Marisol Contreras Discovered Her Potential at CCC
Marisol Contreras joined the Metas program later than most. She was unhappy at her regular school, where eighth grade classmates weren’t as interested in learning as she was, and some of the teachers actually discouraged her from trying.
“I wanted to learn,” she remembers. “I was so curious.”
Marisol heard about Middle College High School–a school located on the Contra Costa College campus from which students can graduate with a high school diploma and an Associate degree–but was afraid that she wouldn’t get in. In order to be accepted into the program, she would have to complete the application, write a personal statement, take a test and be interviewed.
“I had gone to this school that wasn’t teaching me anything,” she explains. “I was very awkward, very anti-social. I was in this shell, [feeling] like I am nothing. I had been put down a lot, by my teachers saying that I wasn’t going to make it, that I wasn’t good enough and to not even try to be in that program.”
That’s when Marisol’s mother heard about Metas, a college preparation program based out of CCC. She asked Marisol if she wanted to sign up.
“I decided to prove them wrong.”
It’s an incredible understatement, considering what Marisol has accomplished in the five years since.
The change, she says, was immediate.
At Metas, she found a comfortable, welcoming home where people volunteered to help whenever she needed it. A tutor named Christopher who took her under his wing, and Marisol caught up on the academic skills she’d fallen behind in at her other school. She also gained a degree of self-confidence that surprises her even now, looking back.
“I didn’t know I was smart,” she explains. “I’ve been told most of my life that I wasn’t.”
But the support offered by Metas went well beyond academics.
“When I wasn’t feeling well or had problems at home,” she recalls, “I would see Kelly [Ramos, the Program Coordinator,] or anyone from the staff and they would be more than willing to put their stuff aside to speak with me.”
Marisol doesn’t think her situation was unique.
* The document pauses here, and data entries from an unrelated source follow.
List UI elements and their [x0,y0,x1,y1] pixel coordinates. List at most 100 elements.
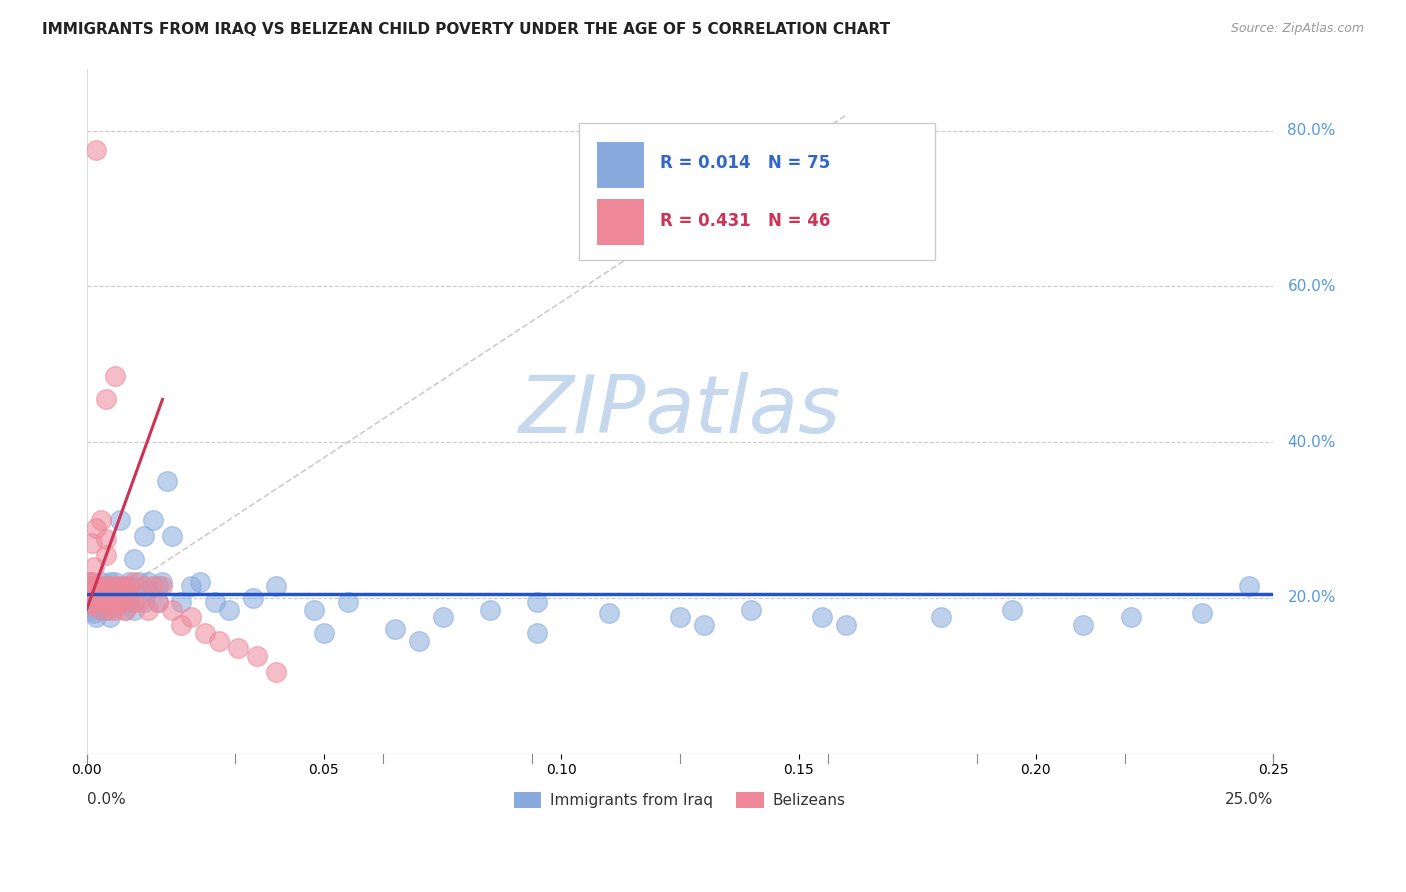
Point [1239,579,1261,593]
Point [82,599,104,613]
Point [136,575,159,590]
Point [84,595,107,609]
Point [228,641,250,656]
Point [740,602,762,616]
Point [479,602,502,616]
Point [80,595,103,609]
Point [122,575,145,590]
Point [336,595,359,609]
Point [98,595,121,609]
Point [90,579,112,593]
Point [384,622,406,636]
Point [98,595,121,609]
Point [84,143,107,157]
Point [114,602,136,616]
Point [128,575,150,590]
Point [114,579,136,593]
Point [82,536,104,550]
Point [87,591,110,605]
Point [84,579,107,593]
Point [80,575,103,590]
Point [94,548,117,562]
Point [692,618,714,632]
Point [98,579,121,593]
Point [114,602,136,616]
Point [104,599,127,613]
Point [90,602,112,616]
Point [118,591,141,605]
Point [669,610,692,624]
Point [929,610,952,624]
Point [160,528,183,542]
Point [122,595,145,609]
Bar [596,199,644,245]
Point [77,575,100,590]
Point [266,579,288,593]
Point [170,595,193,609]
Point [1191,607,1213,621]
Point [94,579,117,593]
Point [160,602,183,616]
Point [194,625,217,640]
Point [152,579,174,593]
Point [118,595,141,609]
Text: IMMIGRANTS FROM IRAQ VS BELIZEAN CHILD POVERTY UNDER THE AGE OF 5 CORRELATION CH: IMMIGRANTS FROM IRAQ VS BELIZEAN CHILD P… [42,22,890,37]
Point [142,579,165,593]
Point [77,602,100,616]
Point [104,575,127,590]
Point [98,610,121,624]
Point [204,595,226,609]
Point [79,579,101,593]
Point [90,575,112,590]
Text: 60.0%: 60.0% [1288,279,1336,294]
Point [156,474,179,488]
Point [114,579,136,593]
Point [108,579,131,593]
Point [104,579,127,593]
Point [94,602,117,616]
Point [136,582,159,597]
Text: 80.0%: 80.0% [1288,123,1336,138]
Text: R = 0.431   N = 46: R = 0.431 N = 46 [659,211,830,229]
Point [94,591,117,605]
Point [312,625,335,640]
Point [84,521,107,535]
Point [118,579,141,593]
Text: Source: ZipAtlas.com: Source: ZipAtlas.com [1230,22,1364,36]
Point [146,595,169,609]
Point [98,575,121,590]
Point [77,599,100,613]
Point [408,633,430,648]
Point [190,575,212,590]
Point [80,579,103,593]
Point [1073,618,1095,632]
Point [122,552,145,566]
Point [104,602,127,616]
Point [98,591,121,605]
Point [304,602,326,616]
Bar [596,142,644,188]
Point [90,582,112,597]
Point [90,602,112,616]
Point [104,582,127,597]
Point [77,591,100,605]
Point [146,579,169,593]
Point [104,595,127,609]
Text: 20.0%: 20.0% [1288,591,1336,606]
Point [83,587,105,601]
Point [128,595,150,609]
Point [1119,610,1142,624]
Point [79,582,101,597]
Point [94,579,117,593]
Point [132,579,155,593]
Point [142,513,165,527]
Legend: Immigrants from Iraq, Belizeans: Immigrants from Iraq, Belizeans [508,786,852,814]
Point [98,602,121,616]
Point [84,595,107,609]
Point [132,528,155,542]
Point [108,513,131,527]
Point [218,602,240,616]
Point [180,579,202,593]
Point [94,595,117,609]
Point [108,595,131,609]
She says that kind of support is available to all Metas participants.
“There’s that saying,” she says, “that if you were to raise a child, it takes a tribe. Metas is that tribe.”
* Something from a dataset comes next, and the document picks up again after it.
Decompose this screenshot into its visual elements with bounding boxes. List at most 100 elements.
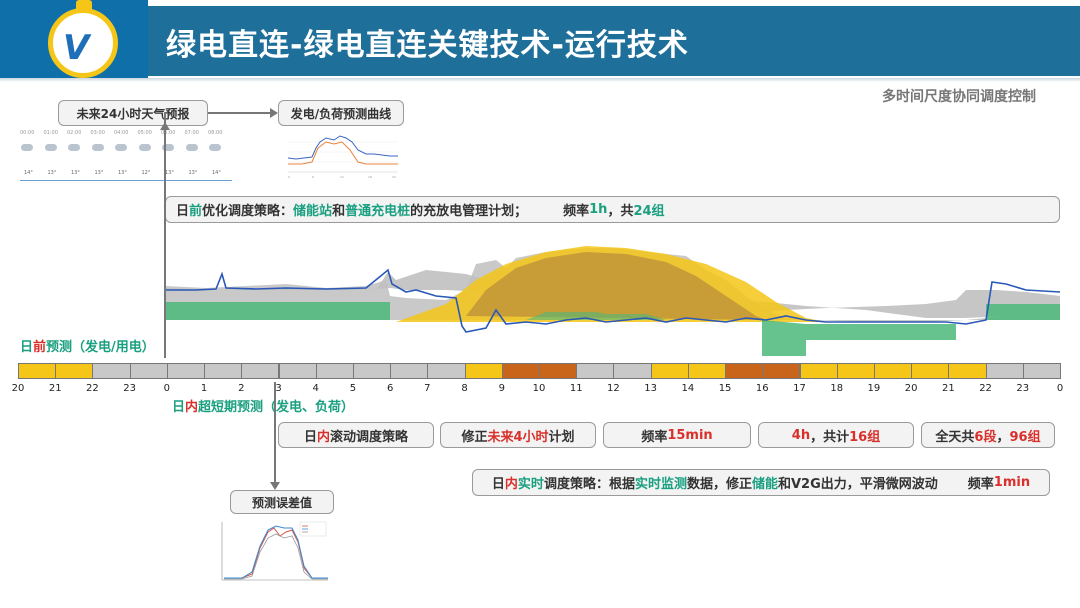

Marisol got into Middle College High School, and during her junior and senior years served as a Metas tutor, herself.
“As soon as I got help,” she remembers, “I wanted to help other students.”
She also started to rely on Metas more for guidance about her future, especially leaning on staff and peers for advice about college.
“I can’t ask [those] questions at home,” she explains. “I’m a first generation college student.”
Marisol gradually became more active in her community, as well. After speaking at a Contra Costa Community College District board meeting, she became involved in creating a resolution through which the district re-affirmed its commitment to protecting undocumented students that would go on to be approved this past January.
In May, Marisol graduated with a high school diploma, three Associate degrees and at least 11 scholarships. (She’s lost count.) This summer, she was awarded a fellowship in the Google Ignite Digital Marketing Program, where she advised Silicon Valley businesses about their online presence. This fall, she started classes at UC Davis, where she is considering biology and cognitive science with computational linguistics as possible fields of study. And, she hopes to continue serving as a tutor and mentor at Metas, in spite of the challenging commute from Davis.
“It amazes me,” she laughs. “When I look back, I think, How did I do that? I don’t know how I did it. It was hard, but I’m happy about how it turned out.”
“It wasn’t just me. It wasn’t just that one person,” she adds. “It was my family, my community, it was Metas.”
Marisol looks forward to continuing to make them all proud.
“I’m ready for the challenge,” she says. “I’m ready for the new day.”